I funzionari di Polizia di Palermo ieri hanno espresso solidarietà a Cortese.
Si legge in una nota: “Grazie signor questore Renato Cortese. I tuoi funzionari e dirigenti della polizia di Stato ti dicono grazie per avere avuto l’onore di avere lavorato assieme a te per la nostra città di Palermo, grazie per la tua professionalità, per le tue doti morali e personali, per il sacrificio quotidiano per garantire elevati livelli di sicurezza alla cittadinanza, per avere gestito l’ordine pubblico in tante situazioni emergenti ed anche straordinarie in relazione all’imponenza dei grandi eventi. Grazie per la conoscenza cosi profonda dei fenomeni criminali di questa città che hanno reso più semplice la nostra attività”.

E ancora: “Grazie per avere aperto la questura alla cittadinanza facendoci sentire più vicini alla gente e realizzando la vera polizia di prossimità ed anche per avere organizzato momenti di confronto e di compartecipazione ai gravi lutti che la Polizia di Stato ha subito perdendo gli uomini migliori negli anni bui della strategia omicidiaria mafiosa”.

Scrivono infine i funzionari: “Siamo certi che nella tua carriera professionale hai sempre agito con lo stesso rigore e preparazione con cui hai ottenuto grandi successi, non solo a Palermo contro cosa nostra ma anche a Reggio Calabria contro la ‘ndrangheta e a Roma contro la criminalità organizzata. Quindi, certi che la giustizia, quella con la “G” maiuscola trionferà, ti diciamo arrivederci”.

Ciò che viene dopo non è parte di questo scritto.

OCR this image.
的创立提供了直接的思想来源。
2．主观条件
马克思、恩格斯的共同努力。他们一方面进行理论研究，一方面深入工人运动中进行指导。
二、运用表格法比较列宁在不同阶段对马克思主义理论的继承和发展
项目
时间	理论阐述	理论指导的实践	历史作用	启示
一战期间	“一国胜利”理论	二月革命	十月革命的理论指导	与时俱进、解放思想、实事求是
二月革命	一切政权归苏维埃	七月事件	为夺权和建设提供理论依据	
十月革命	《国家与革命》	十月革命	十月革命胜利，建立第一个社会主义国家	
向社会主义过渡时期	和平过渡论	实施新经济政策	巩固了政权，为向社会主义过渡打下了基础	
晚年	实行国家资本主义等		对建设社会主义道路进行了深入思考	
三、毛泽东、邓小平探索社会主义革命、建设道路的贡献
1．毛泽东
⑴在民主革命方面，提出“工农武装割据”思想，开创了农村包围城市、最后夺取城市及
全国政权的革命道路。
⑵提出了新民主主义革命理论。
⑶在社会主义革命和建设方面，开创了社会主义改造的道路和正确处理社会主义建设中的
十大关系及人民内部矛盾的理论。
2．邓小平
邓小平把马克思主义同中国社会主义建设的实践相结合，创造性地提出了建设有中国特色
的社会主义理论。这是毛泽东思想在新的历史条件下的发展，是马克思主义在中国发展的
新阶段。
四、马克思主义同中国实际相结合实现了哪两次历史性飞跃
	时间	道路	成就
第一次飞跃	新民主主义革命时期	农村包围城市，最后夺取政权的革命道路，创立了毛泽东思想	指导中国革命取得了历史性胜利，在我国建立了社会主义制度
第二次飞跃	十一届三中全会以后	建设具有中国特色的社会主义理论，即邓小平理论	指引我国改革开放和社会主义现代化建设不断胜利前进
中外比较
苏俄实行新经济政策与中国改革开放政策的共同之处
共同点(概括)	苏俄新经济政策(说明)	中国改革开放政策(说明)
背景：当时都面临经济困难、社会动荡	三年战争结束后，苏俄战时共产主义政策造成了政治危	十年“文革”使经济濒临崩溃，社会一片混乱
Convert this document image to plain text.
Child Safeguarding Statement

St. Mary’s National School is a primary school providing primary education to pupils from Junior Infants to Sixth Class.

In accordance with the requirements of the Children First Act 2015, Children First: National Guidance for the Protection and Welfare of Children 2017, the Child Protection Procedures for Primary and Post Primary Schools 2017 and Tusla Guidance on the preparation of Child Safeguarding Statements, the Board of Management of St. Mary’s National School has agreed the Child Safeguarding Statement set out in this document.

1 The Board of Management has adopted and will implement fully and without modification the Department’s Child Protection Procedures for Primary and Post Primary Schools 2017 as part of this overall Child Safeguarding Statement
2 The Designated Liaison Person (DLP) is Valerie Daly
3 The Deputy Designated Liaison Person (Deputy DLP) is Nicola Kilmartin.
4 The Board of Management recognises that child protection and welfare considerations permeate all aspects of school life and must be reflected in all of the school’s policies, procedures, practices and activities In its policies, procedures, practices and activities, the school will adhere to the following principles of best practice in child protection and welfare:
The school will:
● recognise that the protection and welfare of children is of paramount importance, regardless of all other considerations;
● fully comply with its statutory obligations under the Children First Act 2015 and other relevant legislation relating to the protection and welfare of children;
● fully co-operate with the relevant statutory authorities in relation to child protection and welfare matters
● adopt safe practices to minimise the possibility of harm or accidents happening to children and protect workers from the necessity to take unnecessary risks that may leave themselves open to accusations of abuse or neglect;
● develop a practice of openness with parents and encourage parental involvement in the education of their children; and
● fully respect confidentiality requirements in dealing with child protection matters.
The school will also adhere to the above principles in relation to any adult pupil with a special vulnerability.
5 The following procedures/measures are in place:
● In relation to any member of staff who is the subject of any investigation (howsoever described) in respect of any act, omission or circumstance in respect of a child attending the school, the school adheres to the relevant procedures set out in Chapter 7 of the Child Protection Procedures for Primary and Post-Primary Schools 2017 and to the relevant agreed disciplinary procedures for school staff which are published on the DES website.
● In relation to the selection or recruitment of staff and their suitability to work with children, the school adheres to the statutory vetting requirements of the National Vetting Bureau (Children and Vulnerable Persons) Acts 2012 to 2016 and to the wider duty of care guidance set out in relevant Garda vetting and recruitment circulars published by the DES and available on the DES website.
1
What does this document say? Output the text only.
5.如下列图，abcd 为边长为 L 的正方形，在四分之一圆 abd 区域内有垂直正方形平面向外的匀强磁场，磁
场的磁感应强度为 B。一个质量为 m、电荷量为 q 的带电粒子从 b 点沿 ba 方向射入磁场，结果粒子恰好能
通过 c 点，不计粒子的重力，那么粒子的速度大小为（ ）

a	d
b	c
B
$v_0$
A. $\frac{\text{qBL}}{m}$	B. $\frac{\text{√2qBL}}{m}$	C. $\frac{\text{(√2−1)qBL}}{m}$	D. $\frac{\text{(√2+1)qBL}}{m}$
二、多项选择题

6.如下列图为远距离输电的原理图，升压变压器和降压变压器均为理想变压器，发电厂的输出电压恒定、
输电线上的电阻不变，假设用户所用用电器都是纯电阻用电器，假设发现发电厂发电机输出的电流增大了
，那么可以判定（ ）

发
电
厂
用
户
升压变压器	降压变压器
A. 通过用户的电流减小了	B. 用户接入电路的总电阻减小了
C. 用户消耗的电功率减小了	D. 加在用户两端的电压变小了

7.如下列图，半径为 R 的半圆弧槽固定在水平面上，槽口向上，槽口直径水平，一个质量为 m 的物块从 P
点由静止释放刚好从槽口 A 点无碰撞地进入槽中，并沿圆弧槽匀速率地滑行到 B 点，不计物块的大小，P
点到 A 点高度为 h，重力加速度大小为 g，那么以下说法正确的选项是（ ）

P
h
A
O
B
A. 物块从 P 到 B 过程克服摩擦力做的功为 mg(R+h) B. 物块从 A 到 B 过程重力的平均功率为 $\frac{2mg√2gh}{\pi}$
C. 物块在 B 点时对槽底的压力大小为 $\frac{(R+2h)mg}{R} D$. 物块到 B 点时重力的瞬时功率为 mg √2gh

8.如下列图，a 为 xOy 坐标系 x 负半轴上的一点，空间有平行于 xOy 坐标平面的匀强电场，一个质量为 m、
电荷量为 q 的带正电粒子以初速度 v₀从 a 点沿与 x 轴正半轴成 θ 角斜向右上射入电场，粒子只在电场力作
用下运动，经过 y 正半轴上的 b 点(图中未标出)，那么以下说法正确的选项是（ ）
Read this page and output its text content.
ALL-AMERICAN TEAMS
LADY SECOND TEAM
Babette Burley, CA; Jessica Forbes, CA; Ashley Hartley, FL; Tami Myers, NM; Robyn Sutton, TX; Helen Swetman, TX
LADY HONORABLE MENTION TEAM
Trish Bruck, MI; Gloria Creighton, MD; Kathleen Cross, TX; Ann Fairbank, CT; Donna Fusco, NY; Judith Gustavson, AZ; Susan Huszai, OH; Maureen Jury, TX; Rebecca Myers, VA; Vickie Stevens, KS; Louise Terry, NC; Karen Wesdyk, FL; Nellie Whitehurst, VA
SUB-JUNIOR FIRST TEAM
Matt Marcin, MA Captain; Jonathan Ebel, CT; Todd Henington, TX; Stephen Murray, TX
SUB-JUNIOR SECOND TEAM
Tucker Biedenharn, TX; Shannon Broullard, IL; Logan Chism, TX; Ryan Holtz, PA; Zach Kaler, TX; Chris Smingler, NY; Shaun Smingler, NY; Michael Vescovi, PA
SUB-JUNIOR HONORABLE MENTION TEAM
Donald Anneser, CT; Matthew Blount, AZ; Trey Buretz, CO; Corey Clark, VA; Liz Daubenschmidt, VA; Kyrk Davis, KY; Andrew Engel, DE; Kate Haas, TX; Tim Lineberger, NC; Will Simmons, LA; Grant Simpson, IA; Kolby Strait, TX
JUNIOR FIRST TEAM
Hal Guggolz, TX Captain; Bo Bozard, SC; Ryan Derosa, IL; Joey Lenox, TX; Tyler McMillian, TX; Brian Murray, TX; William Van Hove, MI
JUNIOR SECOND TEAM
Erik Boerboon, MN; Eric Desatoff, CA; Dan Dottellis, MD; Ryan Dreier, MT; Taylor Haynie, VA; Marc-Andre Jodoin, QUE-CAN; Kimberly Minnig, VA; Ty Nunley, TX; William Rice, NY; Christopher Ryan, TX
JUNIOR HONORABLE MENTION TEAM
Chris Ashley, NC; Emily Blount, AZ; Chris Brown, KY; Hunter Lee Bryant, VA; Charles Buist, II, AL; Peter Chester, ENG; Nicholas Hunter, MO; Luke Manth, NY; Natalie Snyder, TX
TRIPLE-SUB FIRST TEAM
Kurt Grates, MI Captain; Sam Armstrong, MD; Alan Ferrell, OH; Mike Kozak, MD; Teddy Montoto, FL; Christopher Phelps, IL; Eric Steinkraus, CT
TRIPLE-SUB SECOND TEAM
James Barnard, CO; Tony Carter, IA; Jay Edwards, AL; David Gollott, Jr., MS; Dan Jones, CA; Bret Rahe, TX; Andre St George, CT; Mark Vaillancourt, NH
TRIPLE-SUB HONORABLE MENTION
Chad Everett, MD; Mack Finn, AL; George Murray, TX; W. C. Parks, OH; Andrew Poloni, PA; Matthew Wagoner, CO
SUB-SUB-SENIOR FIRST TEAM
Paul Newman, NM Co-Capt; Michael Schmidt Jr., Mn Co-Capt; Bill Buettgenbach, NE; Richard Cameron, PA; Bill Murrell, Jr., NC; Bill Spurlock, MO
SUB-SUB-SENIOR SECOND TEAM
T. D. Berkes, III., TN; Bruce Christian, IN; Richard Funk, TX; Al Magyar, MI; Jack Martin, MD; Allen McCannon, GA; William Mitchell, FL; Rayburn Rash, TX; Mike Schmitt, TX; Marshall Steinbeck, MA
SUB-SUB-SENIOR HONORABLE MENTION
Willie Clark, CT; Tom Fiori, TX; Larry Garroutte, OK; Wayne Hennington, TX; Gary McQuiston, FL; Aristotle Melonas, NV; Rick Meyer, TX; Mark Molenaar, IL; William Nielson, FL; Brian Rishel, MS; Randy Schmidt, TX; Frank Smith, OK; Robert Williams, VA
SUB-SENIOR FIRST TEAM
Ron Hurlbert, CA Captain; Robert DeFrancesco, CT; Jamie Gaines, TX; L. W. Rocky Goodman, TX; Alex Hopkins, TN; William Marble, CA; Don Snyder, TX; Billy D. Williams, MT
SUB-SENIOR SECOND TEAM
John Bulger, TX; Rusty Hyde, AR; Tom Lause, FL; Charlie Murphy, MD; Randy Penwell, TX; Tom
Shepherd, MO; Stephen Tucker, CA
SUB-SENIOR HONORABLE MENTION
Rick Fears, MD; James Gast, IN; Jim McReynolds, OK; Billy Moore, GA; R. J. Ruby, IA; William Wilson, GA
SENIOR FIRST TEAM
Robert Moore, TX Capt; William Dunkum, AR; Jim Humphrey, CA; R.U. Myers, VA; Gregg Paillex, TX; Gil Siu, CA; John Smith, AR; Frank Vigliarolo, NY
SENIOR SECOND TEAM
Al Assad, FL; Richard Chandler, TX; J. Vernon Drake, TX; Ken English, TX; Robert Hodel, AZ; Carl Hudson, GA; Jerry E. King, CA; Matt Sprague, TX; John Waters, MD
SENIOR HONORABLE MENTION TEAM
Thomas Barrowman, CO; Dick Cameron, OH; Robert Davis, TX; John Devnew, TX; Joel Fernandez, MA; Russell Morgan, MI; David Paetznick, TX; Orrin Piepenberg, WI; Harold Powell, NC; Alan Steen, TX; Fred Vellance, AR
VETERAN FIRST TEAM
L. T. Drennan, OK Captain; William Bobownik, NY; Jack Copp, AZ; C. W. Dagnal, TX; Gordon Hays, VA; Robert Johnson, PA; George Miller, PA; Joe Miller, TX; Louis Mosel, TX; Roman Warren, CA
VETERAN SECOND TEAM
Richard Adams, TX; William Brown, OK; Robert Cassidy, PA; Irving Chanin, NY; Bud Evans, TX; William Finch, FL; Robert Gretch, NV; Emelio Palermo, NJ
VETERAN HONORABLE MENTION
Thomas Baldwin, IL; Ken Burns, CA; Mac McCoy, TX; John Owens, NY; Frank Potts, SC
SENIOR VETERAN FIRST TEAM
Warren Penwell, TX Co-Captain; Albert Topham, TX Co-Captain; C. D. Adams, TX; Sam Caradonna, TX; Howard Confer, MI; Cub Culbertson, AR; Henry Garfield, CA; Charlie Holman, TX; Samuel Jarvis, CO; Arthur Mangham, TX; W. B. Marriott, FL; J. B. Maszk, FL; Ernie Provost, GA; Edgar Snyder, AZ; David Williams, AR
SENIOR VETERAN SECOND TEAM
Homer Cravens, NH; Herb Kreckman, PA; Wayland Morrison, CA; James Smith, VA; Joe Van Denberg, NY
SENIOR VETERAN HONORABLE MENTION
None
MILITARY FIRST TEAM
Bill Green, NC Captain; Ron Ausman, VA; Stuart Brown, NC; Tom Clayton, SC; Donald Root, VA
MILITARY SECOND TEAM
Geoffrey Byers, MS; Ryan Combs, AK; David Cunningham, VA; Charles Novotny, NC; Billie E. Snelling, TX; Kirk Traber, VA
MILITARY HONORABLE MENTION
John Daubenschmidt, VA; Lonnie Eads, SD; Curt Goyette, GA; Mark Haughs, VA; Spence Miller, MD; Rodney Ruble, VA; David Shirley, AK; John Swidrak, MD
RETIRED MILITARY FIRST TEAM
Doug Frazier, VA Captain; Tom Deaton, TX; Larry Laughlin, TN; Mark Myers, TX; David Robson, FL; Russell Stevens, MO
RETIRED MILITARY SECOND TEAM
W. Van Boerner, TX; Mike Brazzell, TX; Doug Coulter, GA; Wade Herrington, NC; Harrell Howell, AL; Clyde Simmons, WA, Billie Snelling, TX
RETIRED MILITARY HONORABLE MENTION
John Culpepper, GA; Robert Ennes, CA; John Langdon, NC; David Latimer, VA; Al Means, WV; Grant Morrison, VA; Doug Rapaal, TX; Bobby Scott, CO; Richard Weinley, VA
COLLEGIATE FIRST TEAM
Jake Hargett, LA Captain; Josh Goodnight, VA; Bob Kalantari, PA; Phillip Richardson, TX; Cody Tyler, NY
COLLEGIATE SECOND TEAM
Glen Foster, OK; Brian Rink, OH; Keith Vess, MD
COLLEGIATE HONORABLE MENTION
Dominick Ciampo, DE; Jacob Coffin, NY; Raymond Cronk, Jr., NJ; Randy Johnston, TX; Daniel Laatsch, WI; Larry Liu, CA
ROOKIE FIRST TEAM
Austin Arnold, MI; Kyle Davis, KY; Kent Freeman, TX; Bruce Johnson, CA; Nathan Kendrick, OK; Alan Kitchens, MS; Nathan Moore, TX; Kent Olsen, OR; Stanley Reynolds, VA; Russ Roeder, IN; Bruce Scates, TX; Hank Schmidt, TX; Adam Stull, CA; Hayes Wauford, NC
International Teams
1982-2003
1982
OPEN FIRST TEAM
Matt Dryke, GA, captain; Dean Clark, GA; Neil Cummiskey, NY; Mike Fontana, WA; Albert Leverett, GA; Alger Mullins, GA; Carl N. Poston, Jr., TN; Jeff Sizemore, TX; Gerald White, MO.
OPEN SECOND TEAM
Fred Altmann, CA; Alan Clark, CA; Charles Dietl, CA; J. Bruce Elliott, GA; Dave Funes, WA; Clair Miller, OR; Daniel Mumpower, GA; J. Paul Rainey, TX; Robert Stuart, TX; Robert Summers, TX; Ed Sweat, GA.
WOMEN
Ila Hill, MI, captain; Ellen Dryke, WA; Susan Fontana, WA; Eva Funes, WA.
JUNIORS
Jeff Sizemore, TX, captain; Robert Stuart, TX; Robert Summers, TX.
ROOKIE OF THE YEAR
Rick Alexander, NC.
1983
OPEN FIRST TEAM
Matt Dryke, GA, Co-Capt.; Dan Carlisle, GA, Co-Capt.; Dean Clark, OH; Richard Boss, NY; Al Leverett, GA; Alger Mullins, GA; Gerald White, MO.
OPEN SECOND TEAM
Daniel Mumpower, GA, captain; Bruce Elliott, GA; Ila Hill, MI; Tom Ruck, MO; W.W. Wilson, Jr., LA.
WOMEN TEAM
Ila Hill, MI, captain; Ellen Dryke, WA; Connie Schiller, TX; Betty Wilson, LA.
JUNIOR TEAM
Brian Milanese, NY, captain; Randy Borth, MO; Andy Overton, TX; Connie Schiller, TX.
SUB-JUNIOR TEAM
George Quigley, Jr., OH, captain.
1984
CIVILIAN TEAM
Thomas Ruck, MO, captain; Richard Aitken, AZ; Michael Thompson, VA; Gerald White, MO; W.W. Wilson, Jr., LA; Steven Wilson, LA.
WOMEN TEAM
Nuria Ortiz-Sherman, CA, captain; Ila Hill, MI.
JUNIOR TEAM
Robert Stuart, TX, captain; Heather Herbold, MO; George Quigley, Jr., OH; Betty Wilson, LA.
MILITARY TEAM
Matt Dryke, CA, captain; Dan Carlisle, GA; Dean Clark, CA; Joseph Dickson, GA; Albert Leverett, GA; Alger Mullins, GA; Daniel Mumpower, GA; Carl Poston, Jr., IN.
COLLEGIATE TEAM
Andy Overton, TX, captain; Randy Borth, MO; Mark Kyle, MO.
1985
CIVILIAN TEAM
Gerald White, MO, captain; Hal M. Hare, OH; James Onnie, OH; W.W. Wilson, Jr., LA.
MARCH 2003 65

Questa mattina, Cortese è uscito dalla questura di Palermo dove ad attenderlo c’erano funzionari di polizia e alcuni cittadini. Lo hanno salutato con un lungo applauso.
“Non penso di meritare tutto questo – ha osservato Cortese commosso – vi porterò sempre nel mio cuore”.

Cortese ha poi fatto una passeggiata in corso Vittorio Emanuele, proprio vicino alla questura, salutando i numerosi commercianti e ringraziandoli per l’affetto manifestatogli.